The Beauties and Furies
- First US edition
- Author: Christina Stead
- Language: English
- Genre: Literary fiction
- Publisher: Peter Davies, London (UK) D. Appleton Century (US)
- Publication date: 1936
- Publication place: Australia
- Media type: Print
- Pages: 383pp
- Preceded by: Seven Poor Men of Sydney
- Followed by: House of All Nations

= The Beauties and Furies =

Book by Christina Stead

The Beauties and Furies (1936) is a novel by Australian writer Christina Stead.

==Story outline==

In 1934 Elvira Western is married to the solid, but boring, Paul. She runs away to Paris to meet her lover, Oliver, a student and the antithesis of her husband. The novel follows the story of the self-obsessed lovers, and the sexual tensions and betrayals that ensue.

==Critical reception==

A reviewer in The Sydney Morning Herald was a little disappointed with the novel: "In her latest book the author shows a definite tendency to develop an artificial style, a tendency which made Its appearance in her second book. That "visionary imagination," for which she has been commended, runs away with reality altogether in The Beauties and Furies at times...Also the book is too long; interest In the protagonists is well maintained for two-thirds of the distance, after that it flags. We will look forward with Interest to Miss Stead's next publication. "

Similarly, a reviewer in The Mail (Adelaide) did not recommend the book at all: "Impressed by the promise (contained in the advance publicity sheets) that the reader would find in Miss Christina Stead's novel, The Beauties and Furies,' much visionary imagination, one approached the task of reviewing this book with a good deal of pleasure. But, alas for human hopes! The only brand of imagination that will be stimulated by the book is that which is better left uncultivated."

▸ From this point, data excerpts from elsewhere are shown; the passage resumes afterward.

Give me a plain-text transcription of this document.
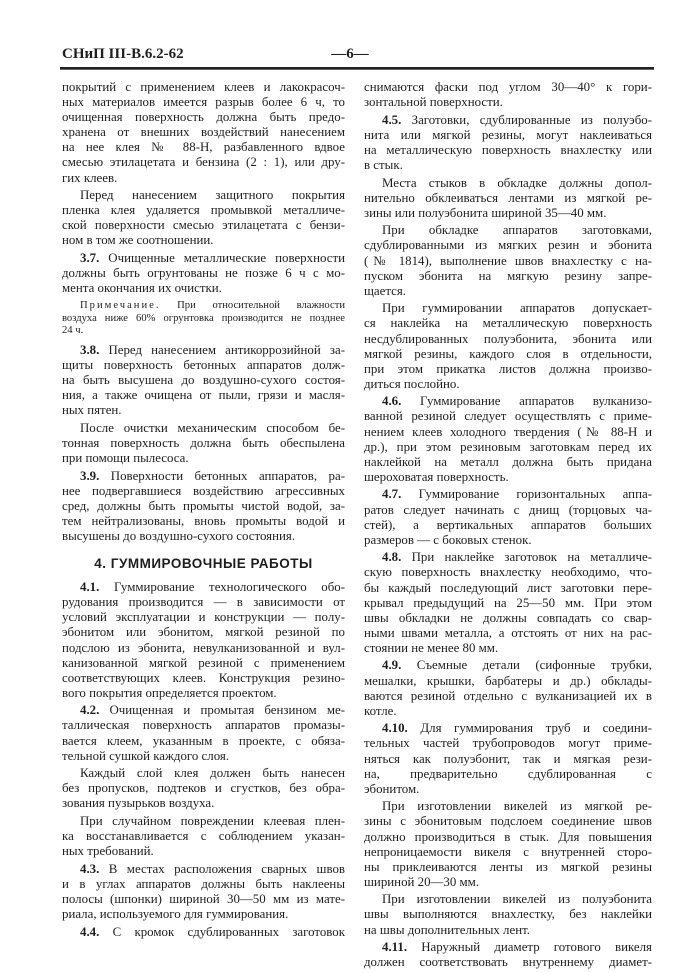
СНиП III-В.6.2-62	—6—
покрытий с применением клеев и лакокрасоч-
ных материалов имеется разрыв более 6 ч, то
очищенная поверхность должна быть предо-
хранена от внешних воздействий нанесением
на нее клея № 88-Н, разбавленного вдвое
смесью этилацетата и бензина (2 : 1), или дру-
гих клеев.
Перед нанесением защитного покрытия
пленка клея удаляется промывкой металличе-
ской поверхности смесью этилацетата с бензи-
ном в том же соотношении.
3.7. Очищенные металлические поверхности
должны быть огрунтованы не позже 6 ч с мо-
мента окончания их очистки.
Примечание. При относительной влажности
воздуха ниже 60% огрунтовка производится не позднее
24 ч.
3.8. Перед нанесением антикоррозийной за-
щиты поверхность бетонных аппаратов долж-
на быть высушена до воздушно-сухого состоя-
ния, а также очищена от пыли, грязи и масля-
ных пятен.
После очистки механическим способом бе-
тонная поверхность должна быть обеспылена
при помощи пылесоса.
3.9. Поверхности бетонных аппаратов, ра-
нее подвергавшиеся воздействию агрессивных
сред, должны быть промыты чистой водой, за-
тем нейтрализованы, вновь промыты водой и
высушены до воздушно-сухого состояния.
4. ГУММИРОВОЧНЫЕ РАБОТЫ
4.1. Гуммирование технологического обо-
рудования производится — в зависимости от
условий эксплуатации и конструкции — полу-
эбонитом или эбонитом, мягкой резиной по
подслою из эбонита, невулканизованной и вул-
канизованной мягкой резиной с применением
соответствующих клеев. Конструкция резино-
вого покрытия определяется проектом.
4.2. Очищенная и промытая бензином ме-
таллическая поверхность аппаратов промазы-
вается клеем, указанным в проекте, с обяза-
тельной сушкой каждого слоя.
Каждый слой клея должен быть нанесен
без пропусков, подтеков и сгустков, без обра-
зования пузырьков воздуха.
При случайном повреждении клеевая плен-
ка восстанавливается с соблюдением указан-
ных требований.
4.3. В местах расположения сварных швов
и в углах аппаратов должны быть наклеены
полосы (шпонки) шириной 30—50 мм из мате-
риала, используемого для гуммирования.
4.4. С кромок сдублированных заготовок
снимаются фаски под углом 30—40° к гори-
зонтальной поверхности.
4.5. Заготовки, сдублированные из полуэбо-
нита или мягкой резины, могут наклеиваться
на металлическую поверхность внахлестку или
в стык.
Места стыков в обкладке должны допол-
нительно обклеиваться лентами из мягкой ре-
зины или полуэбонита шириной 35—40 мм.
При обкладке аппаратов заготовками,
сдублированными из мягких резин и эбонита
(№ 1814), выполнение швов внахлестку с на-
пуском эбонита на мягкую резину запре-
щается.
При гуммировании аппаратов допускает-
ся наклейка на металлическую поверхность
несдублированных полуэбонита, эбонита или
мягкой резины, каждого слоя в отдельности,
при этом прикатка листов должна произво-
диться послойно.
4.6. Гуммирование аппаратов вулканизо-
ванной резиной следует осуществлять с приме-
нением клеев холодного твердения (№ 88-Н и
др.), при этом резиновым заготовкам перед их
наклейкой на металл должна быть придана
шероховатая поверхность.
4.7. Гуммирование горизонтальных аппа-
ратов следует начинать с днищ (торцовых ча-
стей), а вертикальных аппаратов больших
размеров — с боковых стенок.
4.8. При наклейке заготовок на металличе-
скую поверхность внахлестку необходимо, что-
бы каждый последующий лист заготовки пере-
крывал предыдущий на 25—50 мм. При этом
швы обкладки не должны совпадать со свар-
ными швами металла, а отстоять от них на рас-
стоянии не менее 80 мм.
4.9. Съемные детали (сифонные трубки,
мешалки, крышки, барбатеры и др.) обклады-
ваются резиной отдельно с вулканизацией их в
котле.
4.10. Для гуммирования труб и соедини-
тельных частей трубопроводов могут приме-
няться как полуэбонит, так и мягкая рези-
на, предварительно сдублированная с
эбонитом.
При изготовлении викелей из мягкой ре-
зины с эбонитовым подслоем соединение швов
должно производиться в стык. Для повышения
непроницаемости викеля с внутренней сторо-
ны приклеиваются ленты из мягкой резины
шириной 20—30 мм.
При изготовлении викелей из полуэбонита
швы выполняются внахлестку, без наклейки
на швы дополнительных лент.
4.11. Наружный диаметр готового викеля
должен соответствовать внутреннему диамет-
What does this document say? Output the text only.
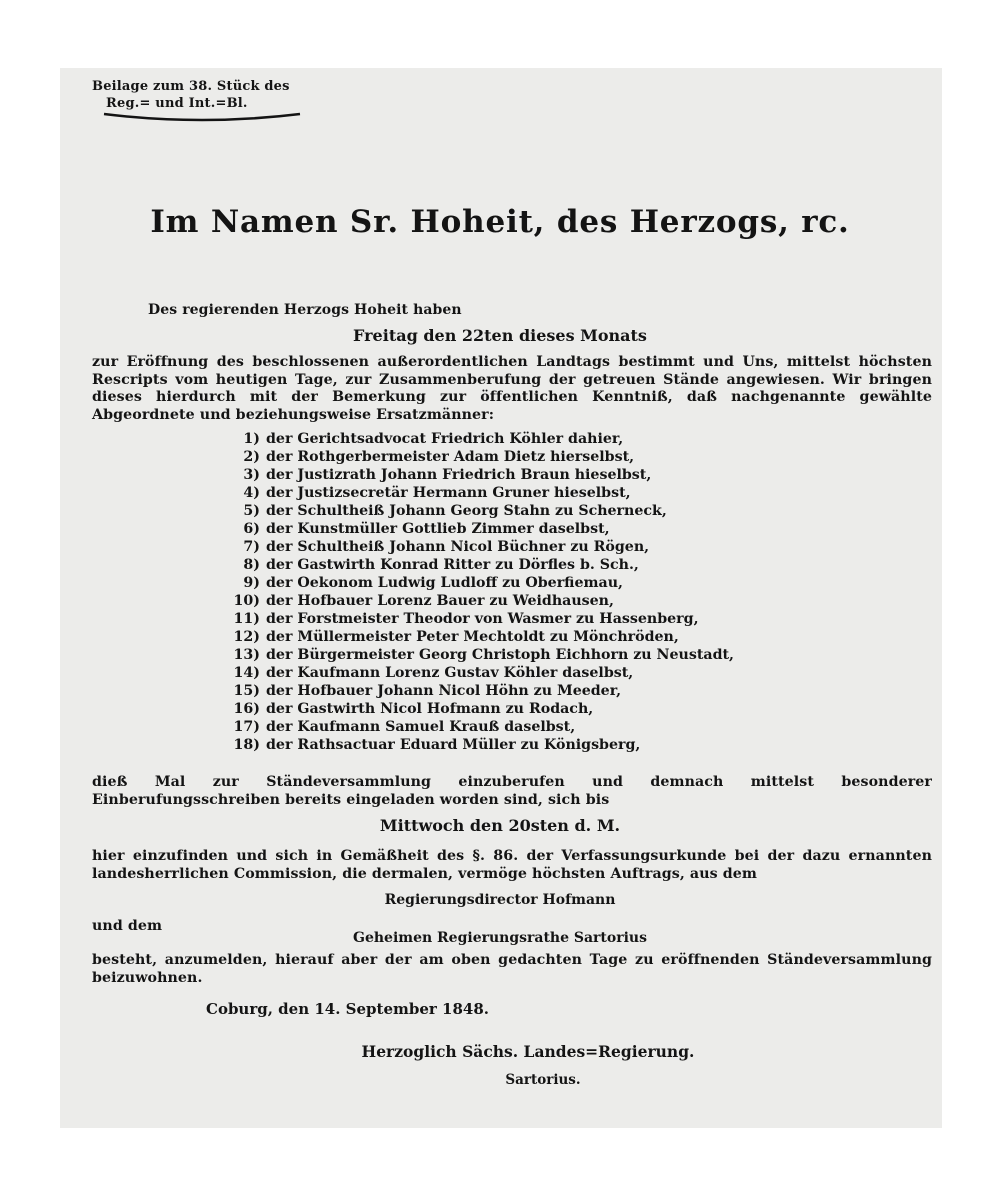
Beilage zum 38. Stück des
Reg.= und Int.=Bl.
Im Namen Sr. Hoheit, des Herzogs, rc.
Des regierenden Herzogs Hoheit haben
Freitag den 22ten dieses Monats
zur Eröffnung des beschlossenen außerordentlichen Landtags bestimmt und Uns, mittelst höchsten Rescripts vom heutigen Tage, zur Zusammenberufung der getreuen Stände angewiesen. Wir bringen dieses hierdurch mit der Bemerkung zur öffentlichen Kenntniß, daß nachgenannte gewählte Abgeordnete und beziehungsweise Ersatzmänner:
1) der Gerichtsadvocat Friedrich Köhler dahier,
2) der Rothgerbermeister Adam Dietz hierselbst,
3) der Justizrath Johann Friedrich Braun hieselbst,
4) der Justizsecretär Hermann Gruner hieselbst,
5) der Schultheiß Johann Georg Stahn zu Scherneck,
6) der Kunstmüller Gottlieb Zimmer daselbst,
7) der Schultheiß Johann Nicol Büchner zu Rögen,
8) der Gastwirth Konrad Ritter zu Dörfles b. Sch.,
9) der Oekonom Ludwig Ludloff zu Oberfiemau,
10) der Hofbauer Lorenz Bauer zu Weidhausen,
11) der Forstmeister Theodor von Wasmer zu Hassenberg,
12) der Müllermeister Peter Mechtoldt zu Mönchröden,
13) der Bürgermeister Georg Christoph Eichhorn zu Neustadt,
14) der Kaufmann Lorenz Gustav Köhler daselbst,
15) der Hofbauer Johann Nicol Höhn zu Meeder,
16) der Gastwirth Nicol Hofmann zu Rodach,
17) der Kaufmann Samuel Krauß daselbst,
18) der Rathsactuar Eduard Müller zu Königsberg,
dieß Mal zur Ständeversammlung einzuberufen und demnach mittelst besonderer Einberufungsschreiben bereits eingeladen worden sind, sich bis
Mittwoch den 20sten d. M.
hier einzufinden und sich in Gemäßheit des §. 86. der Verfassungsurkunde bei der dazu ernannten landesherrlichen Commission, die dermalen, vermöge höchsten Auftrags, aus dem
Regierungsdirector Hofmann
und dem
Geheimen Regierungsrathe Sartorius
besteht, anzumelden, hierauf aber der am oben gedachten Tage zu eröffnenden Ständeversammlung beizuwohnen.
Coburg, den 14. September 1848.
Herzoglich Sächs. Landes=Regierung.
Sartorius.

Reviewing the novel on its re-release in the early 1980s under the Virago Modern Classics banner, Hope Hewitt was more forgiving while still seeing the novel's shortcomings: "The Stead qualities are there; the understanding of the female predicament, the verbal response to sensual beauty, the ear for intellectual or pseudo-intellectual dialogue, the ability to observe and re-create the contrasts of cosmopolitan living. But I was not surprised that the book went out of print. The author was to move far ahead of this. As a study of female sexuality it is remarkably old-fashioned for 1936, as readers of other English Viragos, much earlier in the century, will know."